»60 Jahre und kein bisschen weise ...«, so fasste er es selbst zusammen, ein Leben, das er nach allen Regeln der Kunst ausgekostet hat: unzählige filme, Weltruhm, fünf Ehefrauen, ein Dutzend Häuser – und Champagner grundsätzlich nur aus Magnumflaschen.
Sohn aus gutem Hause
Es ist ein Leben im großen Stil, das für Curd Jürgens am 13. Dezember 1915 in München seinen Anfang nimmt. Schon das Kennenlernen der Eltern hat Stil. Der wohlhabende Hamburger Exportkaufmann Kurt Jürgens begegnet seiner zukünftigen Frau Marie-Albertine, einer Französin, am Zarenhof in St. Petersburg. Mit seinen beiden älteren Zwillingsschwestern Jeanette und Marguerite wächst Curd zunächst in München, dann in Berlin auf, wo die Familie eine großzügige Villa bewohnt. Die Kinder werden zweisprachig erzogen, es ist eine sorglose Zeit in großbürgerlichen Kreisen. Mit 17 Jahren muss Curd fast ein Jahr im Krankenhaus verbringen – Folge eines Unfalls im Rennwagen seines Schwagers. Nach zahlreichen Operationen ist er zwar genesen, bleibt aber zeugungsunfähig. Nach dem Abitur versucht er sich als Reporter einer Berliner Boulevard-Zeitung. Bei einem Interview lernt er die Schauspielerin Lulu Basler kennen, die ihn überzeugt, selbst Schauspielunterricht zu nehmen.
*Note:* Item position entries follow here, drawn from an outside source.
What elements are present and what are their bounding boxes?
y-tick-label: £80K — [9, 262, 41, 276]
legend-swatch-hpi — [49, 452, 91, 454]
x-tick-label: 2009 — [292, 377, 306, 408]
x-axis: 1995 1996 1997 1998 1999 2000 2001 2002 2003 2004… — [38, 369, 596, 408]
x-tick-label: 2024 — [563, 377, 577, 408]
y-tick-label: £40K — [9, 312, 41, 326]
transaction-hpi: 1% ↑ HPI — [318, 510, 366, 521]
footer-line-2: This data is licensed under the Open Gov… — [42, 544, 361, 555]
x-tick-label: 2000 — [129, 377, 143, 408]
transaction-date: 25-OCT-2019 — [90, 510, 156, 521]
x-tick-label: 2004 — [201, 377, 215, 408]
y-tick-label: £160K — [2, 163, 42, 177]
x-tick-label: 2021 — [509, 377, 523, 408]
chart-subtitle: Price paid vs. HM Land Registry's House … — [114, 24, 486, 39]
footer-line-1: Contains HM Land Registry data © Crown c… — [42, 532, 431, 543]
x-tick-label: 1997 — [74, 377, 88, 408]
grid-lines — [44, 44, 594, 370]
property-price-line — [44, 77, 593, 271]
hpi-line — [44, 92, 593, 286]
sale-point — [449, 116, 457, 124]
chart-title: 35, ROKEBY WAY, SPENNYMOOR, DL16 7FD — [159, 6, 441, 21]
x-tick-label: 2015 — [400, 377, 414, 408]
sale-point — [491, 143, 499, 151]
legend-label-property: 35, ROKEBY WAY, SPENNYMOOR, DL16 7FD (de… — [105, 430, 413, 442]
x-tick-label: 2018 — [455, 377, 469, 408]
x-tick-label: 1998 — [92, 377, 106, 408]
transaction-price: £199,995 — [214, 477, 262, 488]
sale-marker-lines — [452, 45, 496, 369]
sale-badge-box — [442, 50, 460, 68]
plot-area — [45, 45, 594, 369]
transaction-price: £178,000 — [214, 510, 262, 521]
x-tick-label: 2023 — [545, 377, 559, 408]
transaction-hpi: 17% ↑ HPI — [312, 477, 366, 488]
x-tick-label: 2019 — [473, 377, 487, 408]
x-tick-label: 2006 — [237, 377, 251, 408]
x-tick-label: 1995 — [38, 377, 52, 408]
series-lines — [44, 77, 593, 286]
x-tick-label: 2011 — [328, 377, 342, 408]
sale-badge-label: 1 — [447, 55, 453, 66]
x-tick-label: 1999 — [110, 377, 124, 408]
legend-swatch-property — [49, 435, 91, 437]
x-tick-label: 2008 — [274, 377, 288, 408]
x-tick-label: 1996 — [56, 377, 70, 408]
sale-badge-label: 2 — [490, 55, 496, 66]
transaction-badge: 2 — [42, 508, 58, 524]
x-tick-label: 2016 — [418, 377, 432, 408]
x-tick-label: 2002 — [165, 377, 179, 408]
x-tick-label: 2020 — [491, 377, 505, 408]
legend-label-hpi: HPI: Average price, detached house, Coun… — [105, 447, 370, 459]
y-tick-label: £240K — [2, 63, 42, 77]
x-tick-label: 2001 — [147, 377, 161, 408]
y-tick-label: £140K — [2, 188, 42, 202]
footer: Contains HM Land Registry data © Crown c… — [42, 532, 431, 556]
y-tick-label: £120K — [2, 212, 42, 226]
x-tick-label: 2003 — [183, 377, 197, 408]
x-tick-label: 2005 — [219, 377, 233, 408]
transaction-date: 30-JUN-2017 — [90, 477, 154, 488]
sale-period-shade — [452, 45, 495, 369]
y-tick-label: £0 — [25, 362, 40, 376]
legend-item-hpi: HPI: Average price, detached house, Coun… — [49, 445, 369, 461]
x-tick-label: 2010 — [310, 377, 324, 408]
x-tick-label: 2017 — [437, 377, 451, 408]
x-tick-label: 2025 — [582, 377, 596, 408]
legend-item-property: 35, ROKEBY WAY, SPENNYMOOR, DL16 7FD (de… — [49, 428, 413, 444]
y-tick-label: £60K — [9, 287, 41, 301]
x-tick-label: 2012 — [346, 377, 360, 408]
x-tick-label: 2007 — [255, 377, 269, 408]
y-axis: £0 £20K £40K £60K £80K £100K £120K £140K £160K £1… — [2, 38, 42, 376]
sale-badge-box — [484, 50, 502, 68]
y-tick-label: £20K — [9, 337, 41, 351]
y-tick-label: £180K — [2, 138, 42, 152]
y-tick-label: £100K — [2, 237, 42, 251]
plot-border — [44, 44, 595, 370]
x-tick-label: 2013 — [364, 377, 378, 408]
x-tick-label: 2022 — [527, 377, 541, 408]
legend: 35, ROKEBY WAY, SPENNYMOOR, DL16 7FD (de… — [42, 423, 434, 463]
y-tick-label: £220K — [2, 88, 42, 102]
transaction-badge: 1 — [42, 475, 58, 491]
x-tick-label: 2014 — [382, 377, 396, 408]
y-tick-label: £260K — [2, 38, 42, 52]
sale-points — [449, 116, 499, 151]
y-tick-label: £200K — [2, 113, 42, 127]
Seine Karriere beginnt, als Willy Forst ihn 1935 für seinen Film „Königswalzer“ verpflichtet. Im folgenden Jahr hat er sein erstes Bühnenengagement als singender Bonvivant am Berliner Metropoltheater.
Große Ambitionen
Im Juni 1937 heiratet der 21-jährige Curd Jürgens die sechs Jahre ältere Lulu Basler. „Ich habe damals nicht gewusst, ob es die große Liebe war“, schreibt er später in seinen Memoiren. „Heute weiß ich, dass Zärtlichkeit, Humor, innige Zuneigung und aufregender Sex mich mit Lulu verbanden. Hinzu kam das merkwürdige Leben des Showgeschäfts, in das sie mich einführte, als wäre es die selbstverständlichste Sache der Welt.“ Lulu Basler bestärkt ihren Mann, der zu dieser Zeit sein Geld auch als Fotomodell verdient, in seinen schauspielerischen Ambitionen.